Here at Simplify the Law, we don’t do product placement. So if we choose to indulge in a favourite chocolate snack with a mug of coffee – now that Summer seems to have abandoned us – we would prefer to describe it in general terms only. We may mention that it is habitually enclosed in a red and white wrapper, and commonly comes in a four-fingered slab, but it’s in the interests only of meaningful discussion that we actually mention its name. So…
Nestlé’s bid to register as a trademark the four-fingered Kit Kat (no, this is not a modern mutation of a domestic pet) isn’t going well. It isn’t dead in the water, but the Advocate General of the European Court of Justice (ECJ) has given it as his opinion that the application is not well made.
It’s difficult to get your head around – except in the most literal sense – because it hangs on various points, such as:
- whether the shape of the chocolate bar, without label or logo, would be sufficient to make it recognisable as a Kit Kat; and
- whether the grooves between the fingers are a design feature or are necessary from a manufacturing point of view, or for the functionality of the confection (i.e. to help it break cleanly).
We don’t know whether the application extends to the two-fingered Kit Kat, or whether that would make a difference.
What we do know is that at different times over the years we have seen supermarkets’ own-brand two-fingered snacks which, when stripped bare, have been anatomically equivalent. Similar enough, anyway, to make us think that it’s a Kit Kat by any other name. (Admittedly, this isn’t the case with Kit Kat recently, but there are plenty of supermarket equivalents to established sweet brands available today to go with that coffee.)

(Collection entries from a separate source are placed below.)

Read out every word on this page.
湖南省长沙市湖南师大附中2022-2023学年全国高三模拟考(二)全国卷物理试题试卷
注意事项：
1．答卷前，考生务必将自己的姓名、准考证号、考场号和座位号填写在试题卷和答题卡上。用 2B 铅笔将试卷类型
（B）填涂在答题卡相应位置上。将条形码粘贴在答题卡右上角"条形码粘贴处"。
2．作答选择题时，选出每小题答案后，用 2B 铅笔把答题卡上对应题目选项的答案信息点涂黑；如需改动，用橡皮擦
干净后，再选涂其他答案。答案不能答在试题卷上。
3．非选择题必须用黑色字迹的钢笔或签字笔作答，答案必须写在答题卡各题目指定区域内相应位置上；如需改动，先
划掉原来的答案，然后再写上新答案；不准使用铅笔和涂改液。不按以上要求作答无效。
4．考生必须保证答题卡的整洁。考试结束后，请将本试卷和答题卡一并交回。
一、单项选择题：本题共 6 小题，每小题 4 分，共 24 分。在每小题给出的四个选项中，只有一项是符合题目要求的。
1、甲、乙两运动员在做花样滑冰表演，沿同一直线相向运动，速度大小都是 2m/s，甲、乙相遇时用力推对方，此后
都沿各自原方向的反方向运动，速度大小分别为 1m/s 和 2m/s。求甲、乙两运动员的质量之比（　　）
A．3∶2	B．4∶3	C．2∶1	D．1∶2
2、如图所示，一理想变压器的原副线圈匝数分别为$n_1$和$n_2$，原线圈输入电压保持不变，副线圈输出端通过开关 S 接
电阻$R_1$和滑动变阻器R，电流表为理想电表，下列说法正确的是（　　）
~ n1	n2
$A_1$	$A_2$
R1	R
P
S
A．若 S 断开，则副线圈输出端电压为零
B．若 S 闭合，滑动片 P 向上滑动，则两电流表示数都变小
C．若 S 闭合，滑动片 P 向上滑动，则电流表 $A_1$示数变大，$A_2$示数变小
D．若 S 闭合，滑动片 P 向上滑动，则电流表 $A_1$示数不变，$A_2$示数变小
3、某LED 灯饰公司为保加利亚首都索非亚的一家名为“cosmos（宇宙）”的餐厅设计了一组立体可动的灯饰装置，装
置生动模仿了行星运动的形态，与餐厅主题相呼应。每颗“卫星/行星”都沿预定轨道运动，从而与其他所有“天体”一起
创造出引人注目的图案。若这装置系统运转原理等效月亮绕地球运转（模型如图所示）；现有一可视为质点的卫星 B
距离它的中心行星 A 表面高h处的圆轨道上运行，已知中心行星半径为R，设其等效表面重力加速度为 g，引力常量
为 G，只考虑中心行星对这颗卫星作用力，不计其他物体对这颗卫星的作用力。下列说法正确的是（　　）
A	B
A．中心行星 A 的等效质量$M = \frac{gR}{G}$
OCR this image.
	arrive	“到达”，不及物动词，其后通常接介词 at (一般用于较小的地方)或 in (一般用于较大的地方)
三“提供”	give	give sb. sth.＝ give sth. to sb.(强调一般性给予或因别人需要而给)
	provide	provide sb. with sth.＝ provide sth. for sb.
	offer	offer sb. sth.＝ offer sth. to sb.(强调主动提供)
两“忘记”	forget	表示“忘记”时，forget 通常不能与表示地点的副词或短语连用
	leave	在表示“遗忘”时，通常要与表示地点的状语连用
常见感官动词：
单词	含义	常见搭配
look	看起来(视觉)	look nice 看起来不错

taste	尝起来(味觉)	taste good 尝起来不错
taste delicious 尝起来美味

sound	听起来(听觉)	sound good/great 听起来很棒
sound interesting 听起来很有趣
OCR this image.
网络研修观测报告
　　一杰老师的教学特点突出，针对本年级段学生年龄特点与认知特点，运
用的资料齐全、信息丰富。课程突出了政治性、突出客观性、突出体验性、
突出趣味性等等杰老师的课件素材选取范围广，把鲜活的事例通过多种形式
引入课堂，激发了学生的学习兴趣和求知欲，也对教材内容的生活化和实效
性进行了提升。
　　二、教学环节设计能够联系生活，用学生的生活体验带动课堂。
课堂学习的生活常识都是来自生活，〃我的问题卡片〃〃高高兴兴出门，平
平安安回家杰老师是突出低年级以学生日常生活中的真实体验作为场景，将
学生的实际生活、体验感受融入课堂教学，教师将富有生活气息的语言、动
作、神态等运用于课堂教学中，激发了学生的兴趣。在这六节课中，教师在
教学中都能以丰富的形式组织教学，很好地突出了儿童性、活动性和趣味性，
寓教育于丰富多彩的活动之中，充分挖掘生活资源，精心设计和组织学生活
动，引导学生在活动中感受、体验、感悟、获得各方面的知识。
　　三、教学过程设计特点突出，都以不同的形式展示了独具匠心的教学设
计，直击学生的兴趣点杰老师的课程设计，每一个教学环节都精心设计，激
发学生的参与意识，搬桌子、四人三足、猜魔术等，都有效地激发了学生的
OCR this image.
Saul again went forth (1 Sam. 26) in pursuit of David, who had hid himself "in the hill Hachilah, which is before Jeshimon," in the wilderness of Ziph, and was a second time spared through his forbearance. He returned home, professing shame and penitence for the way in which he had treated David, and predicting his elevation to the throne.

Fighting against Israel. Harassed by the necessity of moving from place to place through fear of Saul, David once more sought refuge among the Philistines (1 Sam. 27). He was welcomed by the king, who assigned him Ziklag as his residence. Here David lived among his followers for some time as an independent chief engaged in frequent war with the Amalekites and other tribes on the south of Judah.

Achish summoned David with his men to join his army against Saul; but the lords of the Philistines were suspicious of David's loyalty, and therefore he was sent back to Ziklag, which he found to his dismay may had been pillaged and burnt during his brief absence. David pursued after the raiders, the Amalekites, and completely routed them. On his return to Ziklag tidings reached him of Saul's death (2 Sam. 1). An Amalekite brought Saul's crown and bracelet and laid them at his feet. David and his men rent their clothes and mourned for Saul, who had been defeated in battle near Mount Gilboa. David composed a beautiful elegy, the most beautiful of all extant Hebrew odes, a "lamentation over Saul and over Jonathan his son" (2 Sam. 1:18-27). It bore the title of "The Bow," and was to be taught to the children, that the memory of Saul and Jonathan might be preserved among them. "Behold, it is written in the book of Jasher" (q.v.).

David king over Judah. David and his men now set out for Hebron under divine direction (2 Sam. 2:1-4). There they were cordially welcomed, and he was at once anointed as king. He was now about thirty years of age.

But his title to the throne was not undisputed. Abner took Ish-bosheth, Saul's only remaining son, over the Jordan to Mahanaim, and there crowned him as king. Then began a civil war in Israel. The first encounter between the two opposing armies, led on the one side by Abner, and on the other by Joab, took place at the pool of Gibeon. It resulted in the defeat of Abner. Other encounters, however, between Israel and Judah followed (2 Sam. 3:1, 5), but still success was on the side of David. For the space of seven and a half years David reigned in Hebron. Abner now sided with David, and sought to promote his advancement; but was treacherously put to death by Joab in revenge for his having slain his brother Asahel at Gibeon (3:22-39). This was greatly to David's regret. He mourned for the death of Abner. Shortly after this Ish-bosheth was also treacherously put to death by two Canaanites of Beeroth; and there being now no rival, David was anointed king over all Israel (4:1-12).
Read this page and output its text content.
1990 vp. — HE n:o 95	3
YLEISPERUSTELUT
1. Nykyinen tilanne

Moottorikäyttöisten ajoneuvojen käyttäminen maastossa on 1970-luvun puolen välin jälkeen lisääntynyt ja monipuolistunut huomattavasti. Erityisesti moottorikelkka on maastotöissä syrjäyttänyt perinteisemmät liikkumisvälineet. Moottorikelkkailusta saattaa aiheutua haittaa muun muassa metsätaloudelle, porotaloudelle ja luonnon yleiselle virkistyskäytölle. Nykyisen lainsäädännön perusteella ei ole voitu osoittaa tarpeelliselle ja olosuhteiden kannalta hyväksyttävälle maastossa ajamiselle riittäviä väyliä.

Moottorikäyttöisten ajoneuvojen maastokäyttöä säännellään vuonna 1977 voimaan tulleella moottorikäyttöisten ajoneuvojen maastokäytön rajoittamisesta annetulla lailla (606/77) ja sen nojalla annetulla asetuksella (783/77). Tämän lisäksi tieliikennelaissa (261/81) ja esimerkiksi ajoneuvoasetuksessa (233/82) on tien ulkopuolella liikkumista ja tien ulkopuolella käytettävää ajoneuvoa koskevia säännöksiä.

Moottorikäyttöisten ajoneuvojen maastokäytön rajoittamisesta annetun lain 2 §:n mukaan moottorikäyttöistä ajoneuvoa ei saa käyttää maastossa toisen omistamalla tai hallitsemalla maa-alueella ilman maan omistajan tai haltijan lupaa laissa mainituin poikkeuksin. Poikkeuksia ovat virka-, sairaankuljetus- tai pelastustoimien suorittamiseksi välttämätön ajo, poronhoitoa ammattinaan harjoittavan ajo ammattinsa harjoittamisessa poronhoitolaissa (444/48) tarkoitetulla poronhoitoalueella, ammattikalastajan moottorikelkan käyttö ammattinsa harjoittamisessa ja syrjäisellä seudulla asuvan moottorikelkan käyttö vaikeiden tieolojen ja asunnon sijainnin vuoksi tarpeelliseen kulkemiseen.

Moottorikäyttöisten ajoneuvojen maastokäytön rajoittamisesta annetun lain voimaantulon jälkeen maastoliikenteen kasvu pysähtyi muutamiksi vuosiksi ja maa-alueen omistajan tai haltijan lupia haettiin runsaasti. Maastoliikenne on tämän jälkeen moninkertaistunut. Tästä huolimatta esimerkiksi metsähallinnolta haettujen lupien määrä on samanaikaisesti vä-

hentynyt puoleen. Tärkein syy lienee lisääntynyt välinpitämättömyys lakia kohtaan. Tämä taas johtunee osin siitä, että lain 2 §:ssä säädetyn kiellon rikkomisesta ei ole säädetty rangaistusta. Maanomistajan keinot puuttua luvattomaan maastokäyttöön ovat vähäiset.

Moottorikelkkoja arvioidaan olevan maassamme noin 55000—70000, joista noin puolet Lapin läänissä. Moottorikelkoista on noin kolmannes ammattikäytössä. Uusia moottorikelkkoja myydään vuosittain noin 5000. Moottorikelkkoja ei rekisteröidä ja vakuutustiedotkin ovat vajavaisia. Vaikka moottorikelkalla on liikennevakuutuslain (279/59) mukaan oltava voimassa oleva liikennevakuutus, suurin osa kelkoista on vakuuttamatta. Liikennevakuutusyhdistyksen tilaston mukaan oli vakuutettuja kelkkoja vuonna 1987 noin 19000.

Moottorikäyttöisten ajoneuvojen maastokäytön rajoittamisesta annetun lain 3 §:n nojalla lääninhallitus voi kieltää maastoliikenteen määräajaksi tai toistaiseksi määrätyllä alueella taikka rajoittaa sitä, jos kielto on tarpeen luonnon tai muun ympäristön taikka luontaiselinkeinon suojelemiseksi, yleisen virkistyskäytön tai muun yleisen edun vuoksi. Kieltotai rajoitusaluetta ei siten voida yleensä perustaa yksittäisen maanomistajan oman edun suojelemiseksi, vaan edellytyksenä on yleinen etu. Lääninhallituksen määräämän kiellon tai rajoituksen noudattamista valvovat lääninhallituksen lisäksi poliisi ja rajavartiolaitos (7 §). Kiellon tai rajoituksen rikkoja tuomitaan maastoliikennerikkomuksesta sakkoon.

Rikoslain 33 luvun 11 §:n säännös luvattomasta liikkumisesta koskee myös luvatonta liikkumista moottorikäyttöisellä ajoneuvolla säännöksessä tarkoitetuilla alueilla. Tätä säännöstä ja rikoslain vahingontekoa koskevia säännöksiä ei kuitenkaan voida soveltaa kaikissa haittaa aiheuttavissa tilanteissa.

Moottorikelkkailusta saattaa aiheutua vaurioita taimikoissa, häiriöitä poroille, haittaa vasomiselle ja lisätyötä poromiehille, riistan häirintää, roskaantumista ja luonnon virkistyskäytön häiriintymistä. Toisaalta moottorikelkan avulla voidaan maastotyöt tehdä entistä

It’s tempting to mutter “life’s too short”, wondering why a multinational is spending its legal budget talking about the grooves between the fingers on a chocolate bar, but there’s a genuine issue – an issue which may not mean millions to the average business, but could mean much more as a proportion of its value.
For the global giants, the promotion of a brand is one of its best protections. For that reason alone, no one imagines that the expected ruling of the ECJ against the registrability of the four-fingered Kit Kat will sound the death knell for Nestlé. But what if you scale it down to the size of a much smaller business, which doesn’t have the massive budget to promote its brands? Having the court effectively declare open season on their products could be devastating.
But that isn’t what’s really happening here. It looks, rather, as if the ECJ is just trying to prevent a large player from claiming protection for an aspect of its product which shouldn’t be protected. Small business’s brands and logos aren’t really at risk, as long as they’re properly registered and defined.
Which is easily done, as you can discover here:
So there you have it. When the ECJ delivers its expected final ruling, things which look like, but aren’t, Kit Kats may start flying from the shelves. However, if you see anything that looks like, but isn’t, a Toblerone, report it immediately. Triangles are apparently a whole different matter.